Colori e tessuti che raccontano storie
Tra le ispirazioni principali emergono i colori e i tessuti lussuosi che animavano le dimore borghesi descritte da Jane Austen e portate sul grande schermo da Autumn de Wilde. I tessuti damascati e i motivi floreali, ripresi dal ricco vaso neoclassico che trionfa su cappotti, gilet e gonne, rimandano a un’estetica neoclassica, dove i dettagli ricercati immaginano antichi templi e giardini paradisiaci.
Le tonalità della collezione sembrano provenire da una tavolozza da sogno: rosso cinabro, magenta, verde assenzio, rosa bon bon, nero e blu notte. Sono colori che parlano di eleganza e intensità, capaci di catturare lo sguardo e far rivivere la bellezza di epoche lontane. Il gioco cromatico accompagna tessuti pregiati, che danno forma a capi come spencer in toile de jouy, un tessuto intriso di storia che racconta paesaggi rurali francesi e decora con delicatezza soprabiti che avvolgono chi li indossa in una sorta di abbraccio nostalgico.
Le camicie ispirate ai gentlemen georgiani prendono vita in chiave femminile, con maniche ampie e fluttuanti, simbolo di una libertà creativa che non si lascia ingabbiare.
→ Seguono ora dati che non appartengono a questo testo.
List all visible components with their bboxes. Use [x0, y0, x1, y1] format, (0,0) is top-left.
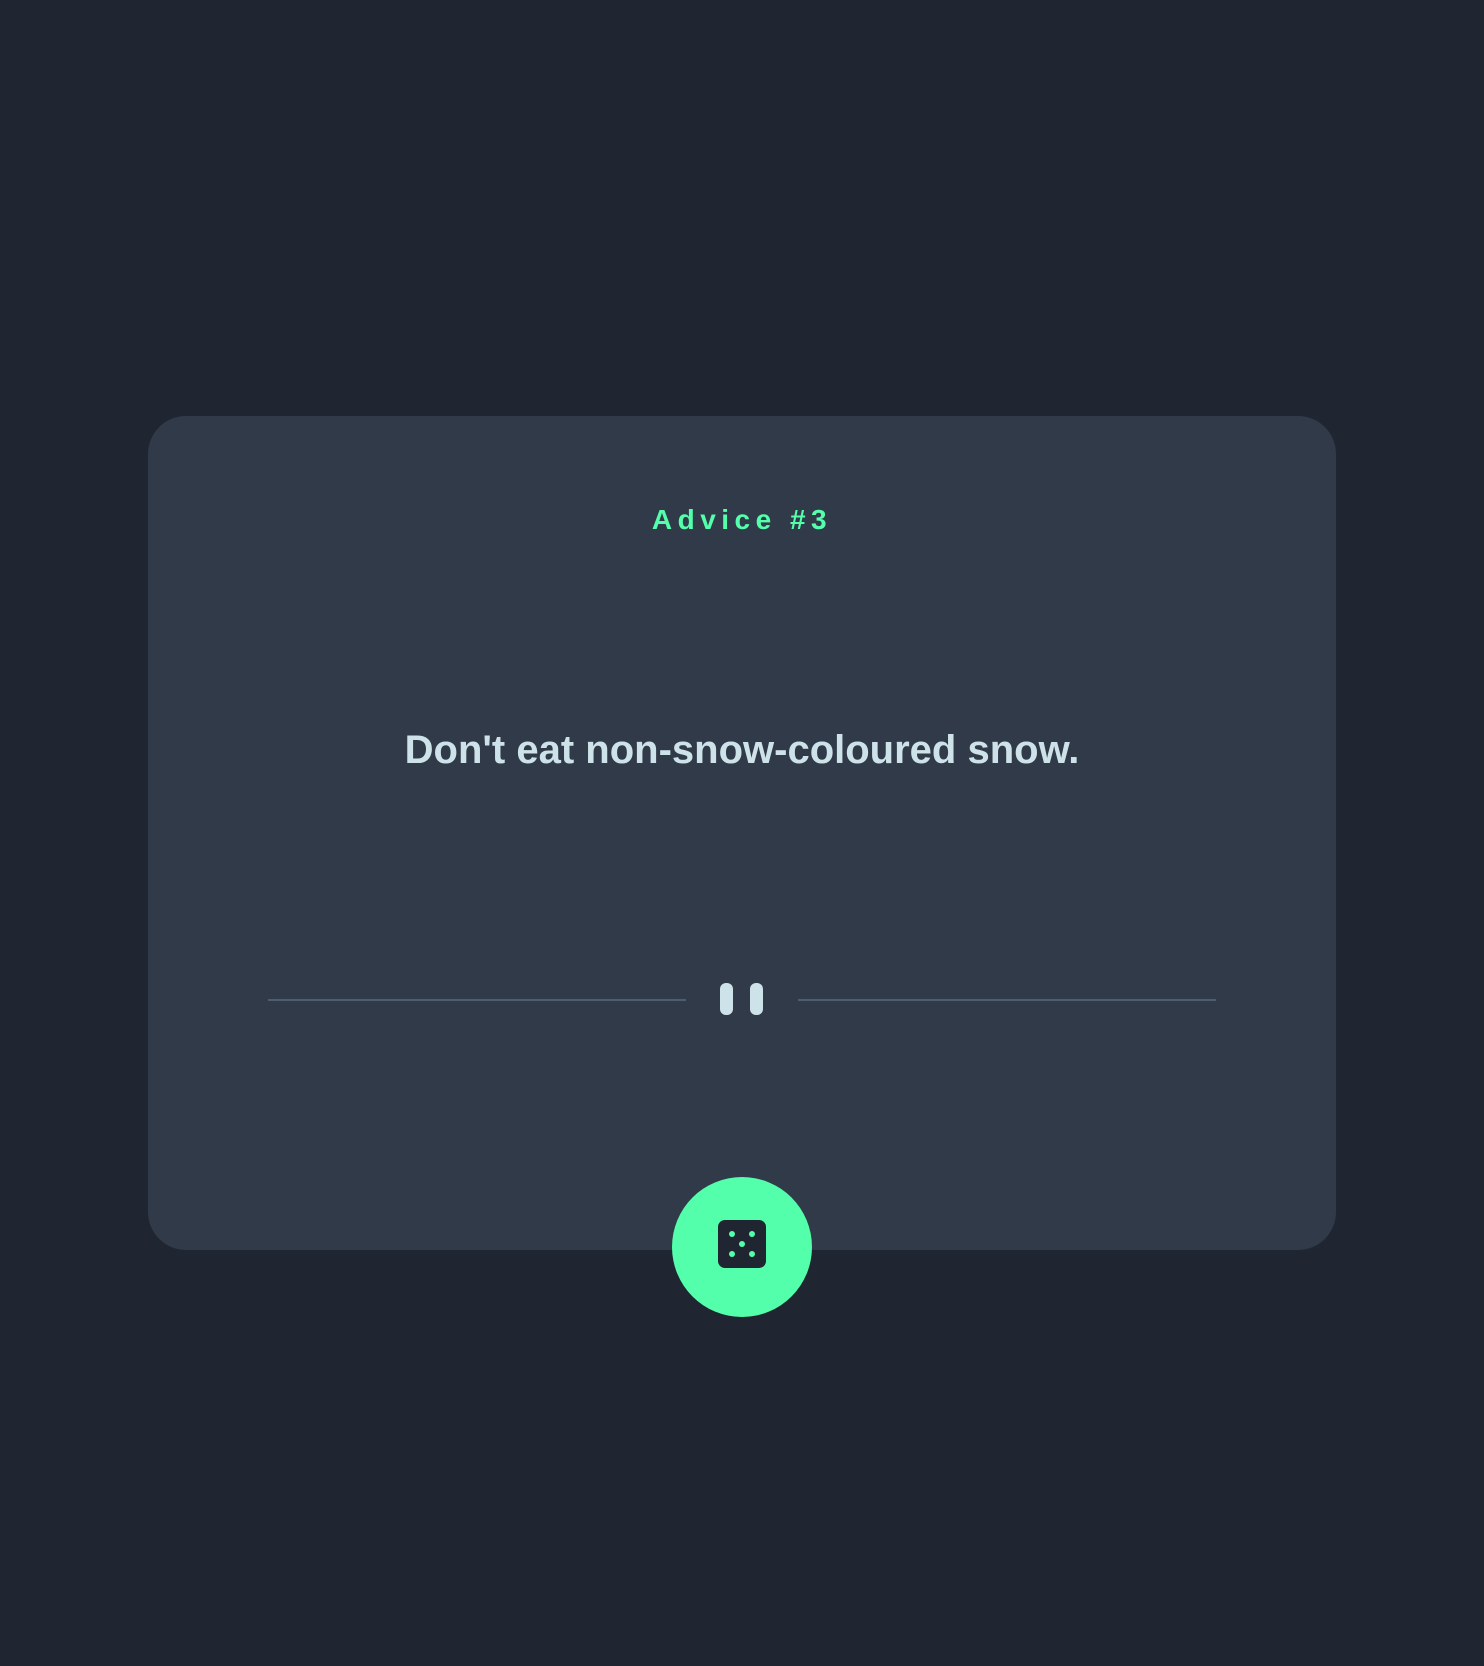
- dice-icon: [718, 1220, 766, 1268]
- divider-line-right: [798, 999, 1216, 1001]
- pattern-divider: [268, 982, 1216, 1018]
- advice-number: Advice #3: [651, 504, 833, 535]
- advice-card: Advice #3 Don't eat non-snow-coloured sn…: [148, 416, 1336, 1250]
- generate-advice-button[interactable]: [672, 1177, 812, 1317]
- pause-icon: [720, 982, 764, 1018]
- advice-quote: Don't eat non-snow-coloured snow.: [404, 728, 1080, 772]
- divider-line-left: [268, 999, 686, 1001]
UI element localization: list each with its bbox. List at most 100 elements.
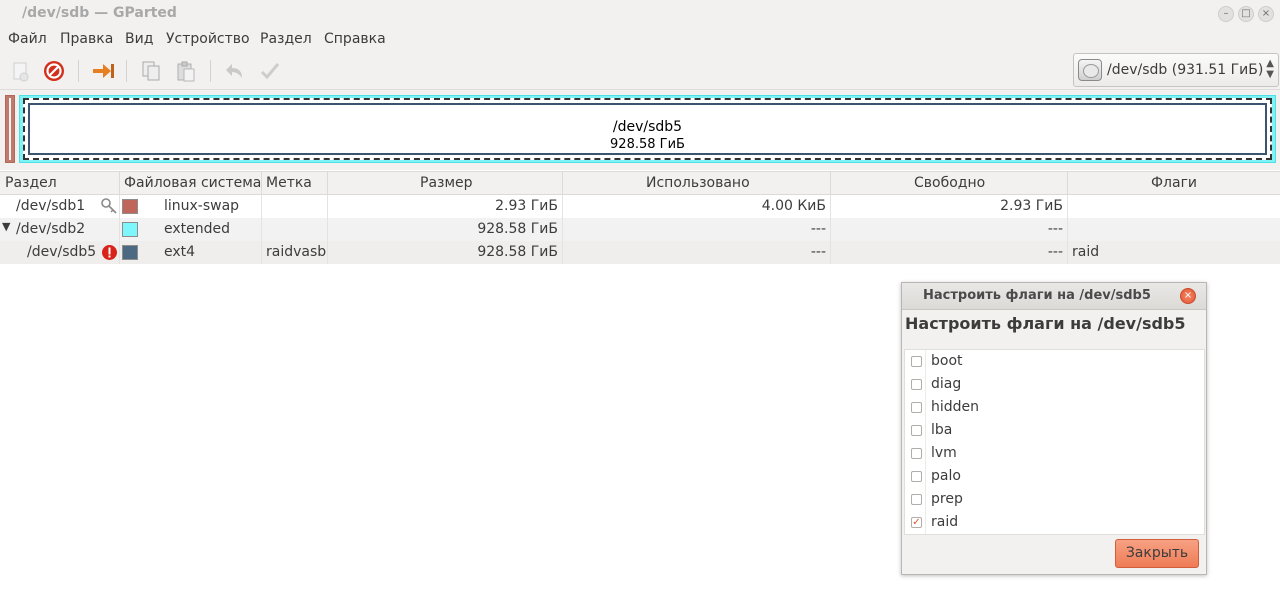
- warning-icon: [101, 244, 118, 265]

Queste maniche, descrive Meroni, "sono come i pensieri: sempre incontrollabili, a volte sogni, a volte meraviglie", un richiamo poetico che fa della moda un'espressione non solo estetica, ma anche filosofica.
La collezione Primavera Estate 2025 de l’arabesque diventa così una finestra aperta su un passato reinterpretato, dove il fascino dell’evasione e della scoperta si fondono con un’eleganza senza tempo. Ogni capo racconta una storia, un ricordo di viaggio, un’immagine ritrovata, trasportando chi lo indossa in un mondo di sogni, colori e meraviglia. In questa visione, Chichi Meroni ci regala un viaggio che non ha confini, in cui la moda diventa arte e memoria, tradizione e innovazione.